Has iTunes, etc. impacted your listening habits?


Long before there was MP3, or at least long before I knew about it, my only real choice for music was to pick a disc out of the collection, throw it into my player of choice at that moment, and press play. Want to hear something else? Take the old disc out, put in the new one, etc.

But since I've burned my entire collection (minus non-hybrid SACDs) into my computer, I find it's just so damned EASY to press play and hear it through the mediocre desktop system. No changing discs, file through every range of song, artist, genre, etc.

Now, I don't have those lovely audiophile listening sessions on the big rig quite as often. And when I do, I'm listening to those non-hybrid SACDs that aren't on the computer.

Solution? Upgrades, baby! Get that main system back to where it's just so thoroughly compelling that the little ol' Dell just won't cut it any more.

I suppose I could have invested in wireless solutions to beam those wireless tracks to the big rig, but somehow I'm not covinced that it's a fully matured tachnology/too expensive right now/limited capability/I can't totally give up the 5 1/4" discs/whatever the hell else I'm worried about.

Has anyone else had their listening habits impacted by the MP3/iTunes revolution?

--Brian
thedautch

Showing 3 responses by kublakhan

I've never listened to as much music in my life as I do now with my computer system. it's changed everything. I can never go back.

What format did you rip the cds in? If you ripped in a lossless format you shouldn't have to decide between the 'big rig' and your computer. Use your computer as a cdp and get an external dac and you're set.

Right now I have a MacBook Pro with an external G-tech hard drive full of 700 cds connected to an Airport extreme for wireless connection. My computer has just one USB cable that goes to my Empirical Off Ramp Turbo (I2S) into my Empirical Audio modified Benchmark Dac-1 into a Cary 300SEI integrated to Sennheiser 60s and I'm in heaven. So simple. No cds all over the floor. I'm happy.
schipo, i'm holding onto the cds in case of who know what...but as far as a computer crash, not worried about it. I have a spare hard drive back up. hard drives are cheap these days. i keep other stuff backed up on it as well
Schipo, i agree with jax2. I used this setup with devore gibbon super 8
speakers and the sound was amazing. I don't think there's any difference in
sound quality between a hard drive system and an expensive cd transport.
Gordon Rankin of wavelength audio (who sells amps that cost tens of
thousands of dollars) has stated a properly set up computer system rivals
$10k cd transports. i'm not saying his word is the final say, but he's an
expert who has a reputation to worry about and he's a believer. It's the DAC
that becomes an issue once you set up your computer.

don't pay any attention to people who haven't heard both setups. it's a knee
jerk reaction to say a computer-as-transport sounds like crap.

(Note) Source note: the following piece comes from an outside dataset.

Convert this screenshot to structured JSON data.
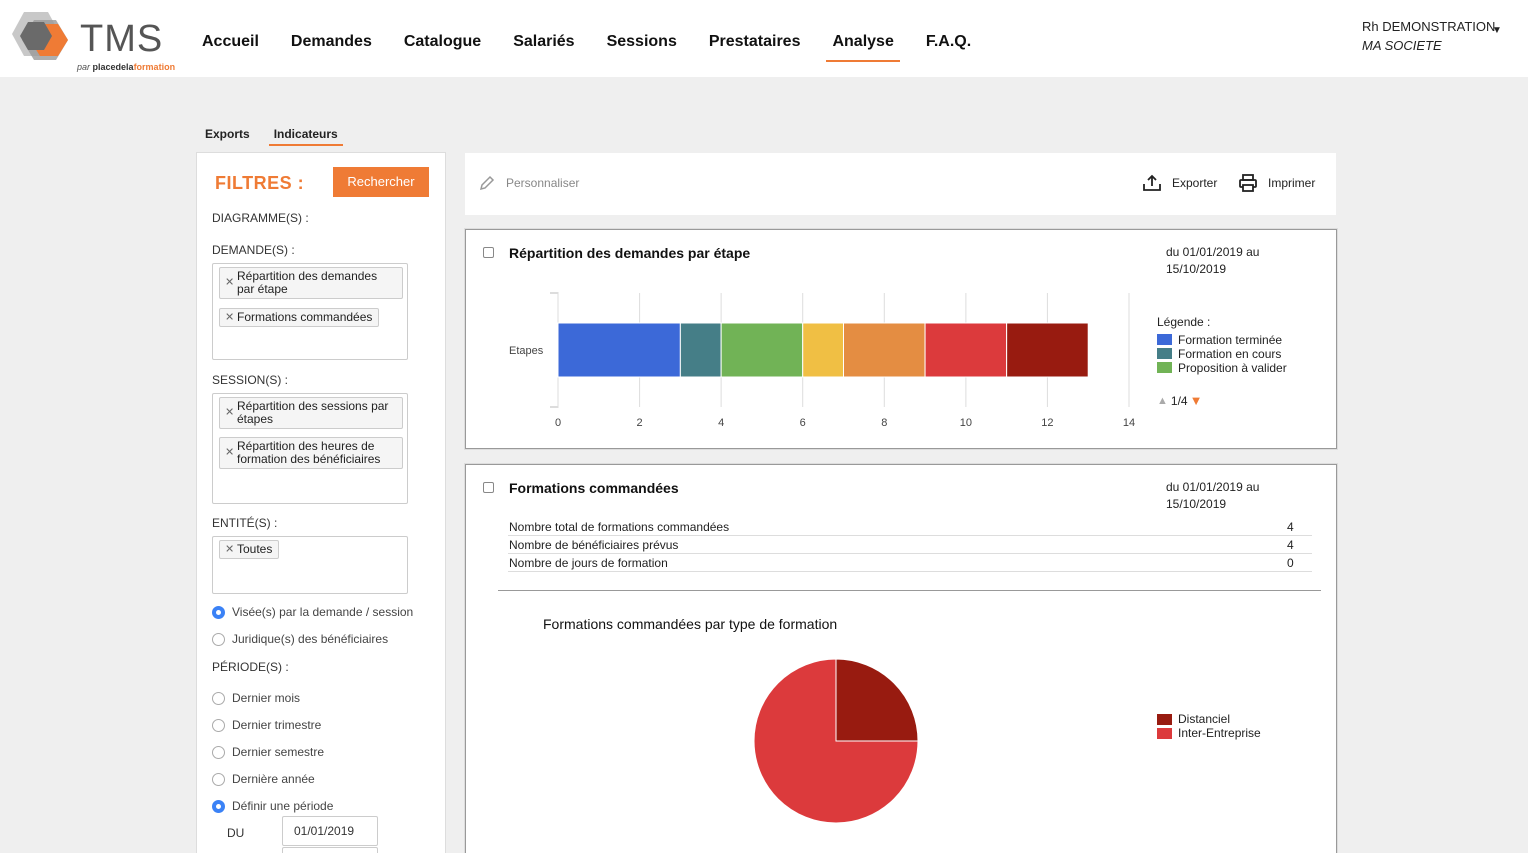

...but frankly, even if the sound were a bit worse on a computer based
system, there's no way (even as an audiophile) i would ever go back to
spinning cds.

That said, i still haven't heard a digital system that beat an excellent vinyl rig
for true sonic bliss...although SACD rigs come very close. That's the only real
downfall to computer based systems...you can't rip sacd's...yet.